Motor Honda Click, yani güzel bir 125lik. Kontağı çevirip motorun hafif sesini duyunca acayip hoşuma gidiyor, öyle traktör gibi çalışmıyor alet, o kadar tatlı bir sesi var ki… öhm…neyse. Backpack’i önümdeki boşluğa sığdırabildiğim kadar sığdırıyorum, üstüne daypack’imi koyuyorum. Burcu arkada ne yapıyor hiç bir fikrim yok, koca packpack + daypack’i ile bir şekilde denge kurmuş durumda. Yürüyen yük motoru gibiyiz, az kaldı motor gözükmeyecek artık ama aslan Japon işte, tık demiyor yavaş yavaş ama temiz bir şekilde ilerliyoruz. Gideceğimiz yerin adı Haad Chao Phao, airbnb’den buldum. Orada günlüğü 45 lira gibi bir şeydi tabi buna airbnb’nin komisyonu vs de dahil. Ben elemanın facebook sayfasını bulup oradan iletişime geçiyorum ve günlüğü 35 liraya iniyor hemen. Gideriz bakarız hoşumuza giderse tutarız dedik ve ulaştığımızda “oooo yeeee” nidalarımız yükseldi. Denize sıfır, ağaçlıklar altında, sessiz sakin 10 tane bungalow. Mekan acayip hoşumuza gittiğinden hemen ok dedik. 3 hafta burada geçer valla, motorumuz da var, istediğimiz yere gider geliriz.

haadchao 20151207_121612 20151207_124016 20151206_172921

Neden hep bu hatayı yapıyoruz anlamıyorum. Tek seyahat ederken yapmadığım hataların çoğunu beraber seyahat ederken Burcu’yla yapıyorum. Onun için de aynı şey geçerli, sanırım birbirimizi fazla şımartıp gazlıyoruz. Tamam gerçekten çok güzel bir yer vs ama hemen hemen aynı güzellikte yarı fiyatına yerler de bulabilirmişiz. Bunu tabi burada biraz zaman geçirdikten sonra farkettik.

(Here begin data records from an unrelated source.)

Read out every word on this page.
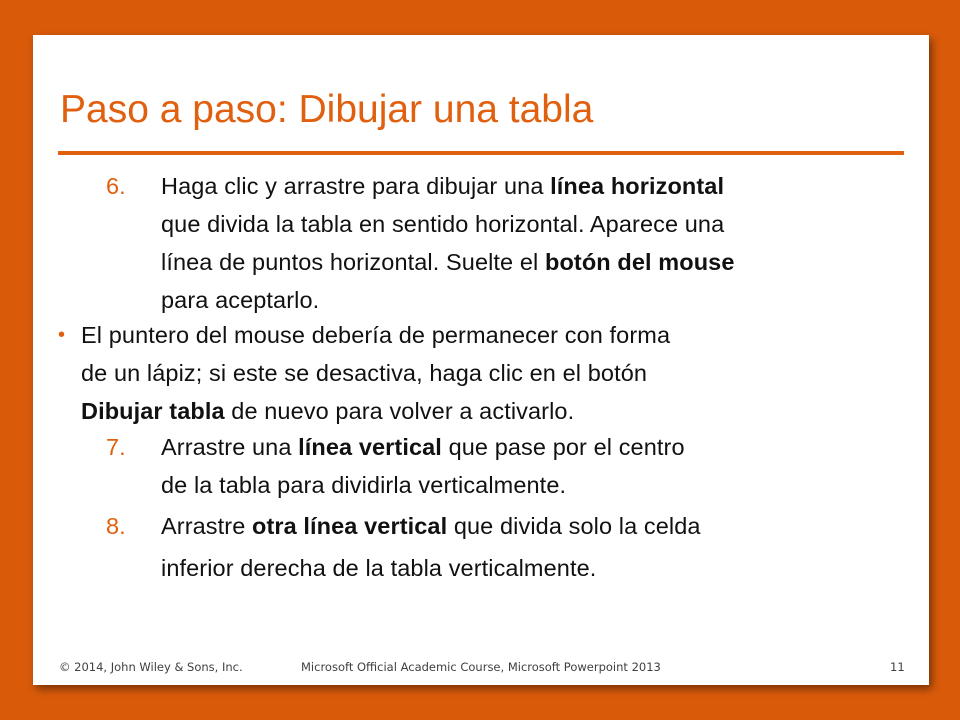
Paso a paso: Dibujar una tabla
6. Haga clic y arrastre para dibujar una línea horizontal
que divida la tabla en sentido horizontal. Aparece una
línea de puntos horizontal. Suelte el botón del mouse
para aceptarlo.
• El puntero del mouse debería de permanecer con forma
de un lápiz; si este se desactiva, haga clic en el botón
Dibujar tabla de nuevo para volver a activarlo.
7. Arrastre una línea vertical que pase por el centro
de la tabla para dividirla verticalmente.
8. Arrastre otra línea vertical que divida solo la celda
inferior derecha de la tabla verticalmente.
© 2014, John Wiley & Sons, Inc.	Microsoft Official Academic Course, Microsoft Powerpoint 2013	11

Merkezden 3-4km uzakta olmamızın güzel tarafı sessiz ve sakin oluşu. Lokal yaşam ile ilgili söylemek istediğim çok şey olsa da burası komple turistik bir ada olduğundan dolayı lokal yaşam diye bir şey çok da fazla yok. Yerel insanlar sabahtan akşama kadar turistler için çalışıyor ondan sonra da yatıp uyuyorlar. Ülkenin diğer yerlerine göre çok daha fazla kazandıkları aşikar çünkü fiyat olarak çok ideal bir ada. Fiyatlar kesinlikle pahalı değil, çok çok ucuz değil ama bizim gibi Türkiye’den gelenleri memnun edecek seviyede ucuz. Tayland’ın en meşhur adalarından birisin ve pahalı olsan insanlar yine gelecek ama ilginç bir şekilde gayet makul fiyatlar olunca insanlar ne pazarlıkla uğraşıyor ne de az harcamaya çalışıyor. En büyük örnek biziz zaten, yemeğe gömdüğümüz paranın haddi hesabı yok! Normalde günde 2 öğün yerken burda düşük fiyatları görünce günde 5-6 öğün yiyesi geliyor insanın.

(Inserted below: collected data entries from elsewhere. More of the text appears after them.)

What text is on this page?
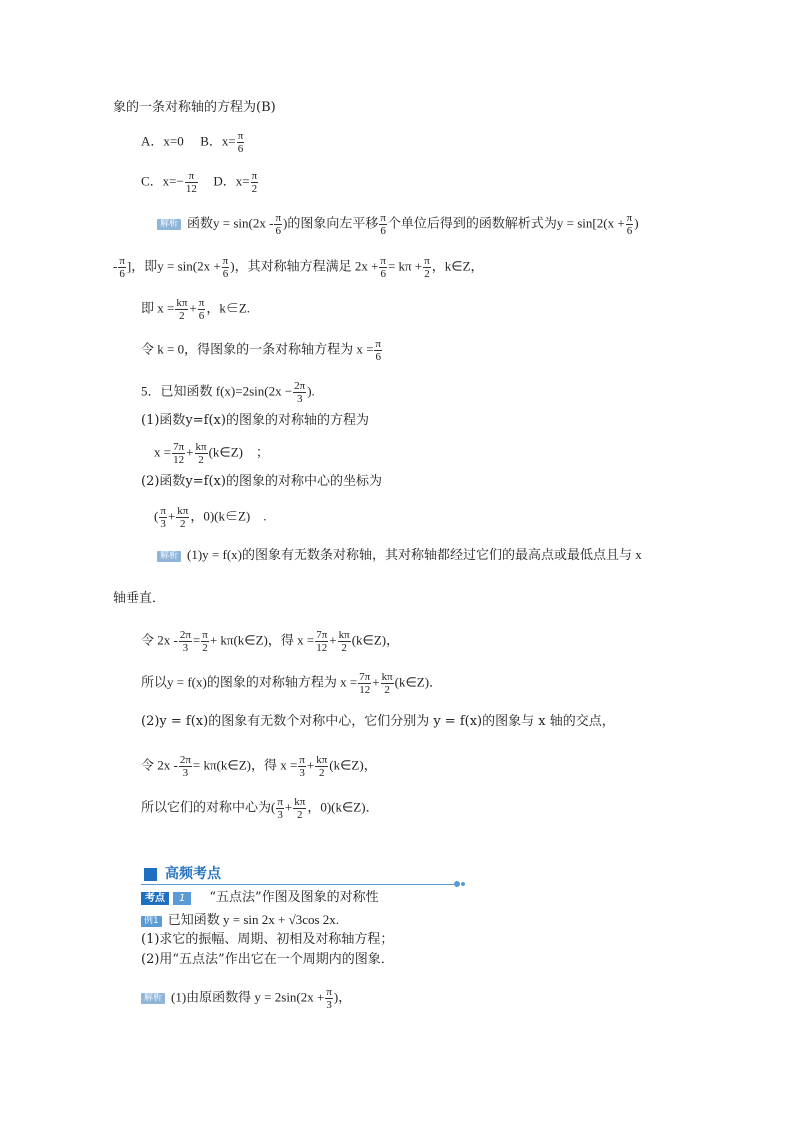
象的一条对称轴的方程为(B)
A．x=0 B．$x= \frac{\pi}{6}$
C．$x=- \frac{\pi}{12}$ D．$x= \frac{\pi}{2}$
解析 函数$y = \sin(2x - \frac{\pi}{6}$ )的图象向左平移 $\frac{\pi}{6}$ 个单位后得到的函数解析式为$y = \sin[2(x + \frac{\pi}{6}$ )
- $\frac{\pi}{6}$ ]，即$y = \sin(2x + \frac{\pi}{6}$ )，其对称轴方程满足 $2x + \frac{\pi}{6} = k\pi + \frac{\pi}{2}$ ，k∈Z，
即 $x = \frac{k\pi}{2} + \frac{\pi}{6}$ ，k∈Z.
令 k = 0，得图象的一条对称轴方程为 $x = \frac{\pi}{6}$
5．已知函数 $f(x)=2\sin(2x - \frac{2\pi}{3}$ ).
(1)函数y=f(x)的图象的对称轴的方程为
$x = \frac{7\pi}{12} + \frac{k\pi}{2}$ (k∈Z)　；
(2)函数y=f(x)的图象的对称中心的坐标为
( $\frac{\pi}{3} + \frac{k\pi}{2}$ ，0)(k∈Z)　.
解析 (1)y = f(x)的图象有无数条对称轴，其对称轴都经过它们的最高点或最低点且与 x
轴垂直．
令 $2x - \frac{2\pi}{3} = \frac{\pi}{2}$ + kπ(k∈Z)，得 $x = \frac{7\pi}{12} + \frac{k\pi}{2}$ (k∈Z)，
所以y = f(x)的图象的对称轴方程为 $x = \frac{7\pi}{12} + \frac{k\pi}{2}$ (k∈Z)．
(2)y = f(x)的图象有无数个对称中心，它们分别为 y = f(x)的图象与 x 轴的交点，
令 $2x - \frac{2\pi}{3}$ = kπ(k∈Z)，得 $x = \frac{\pi}{3} + \frac{k\pi}{2}$ (k∈Z)，
所以它们的对称中心为( $\frac{\pi}{3} + \frac{k\pi}{2}$ ，0)(k∈Z)．
高频考点
考点 1 “五点法”作图及图象的对称性
例1 已知函数 y = sin 2x + √3cos 2x.
(1)求它的振幅、周期、初相及对称轴方程；
(2)用“五点法”作出它在一个周期内的图象．
解析 (1)由原函数得 $y = 2\sin(2x + \frac{\pi}{3}$ )，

Hayat o kadar huzurlu ve rahat ki, 3 hafta değil 3 yıl kalmak istesen kalırsın öyle bir yer. Tembellikten altımızda motor olmasına rağmen kıçımızı kaldırıp biraz adayı dolaşalım diye söyleniyoruz ama yine de yapmıyoruz. En sonunda biraz dolanmaya başladık ve adanın diğer taraflarına doğru yola çıktık. Daha yollara yeni asfalt dökülmeye başlamış ve asfaltın bittiği yerde kum ve çamurda sürerek devam ediyoruz. Adanın tepelerine doğru çıktıkça havada çok net bir serinlik kendini belli ediyor. Aşağıda nemden bunalırken yukarıya çıktığımızda serin dağ havası vurmaya başlıyor. Hatta Burcu bir ara üşüdü ve üzerine bişeler giydi de öyle devam ettik yola. Tepelere ulaştığımızda ise ormanların tam tepesindeydik, şahane bir manzara var. Soğuk bir rüzgar, sessiz bir tepe, altında yemyeşil bir orman ve ötesi masmavi deniz. Arada bir gelip kafa boşaltmak için çok güzel bir yer.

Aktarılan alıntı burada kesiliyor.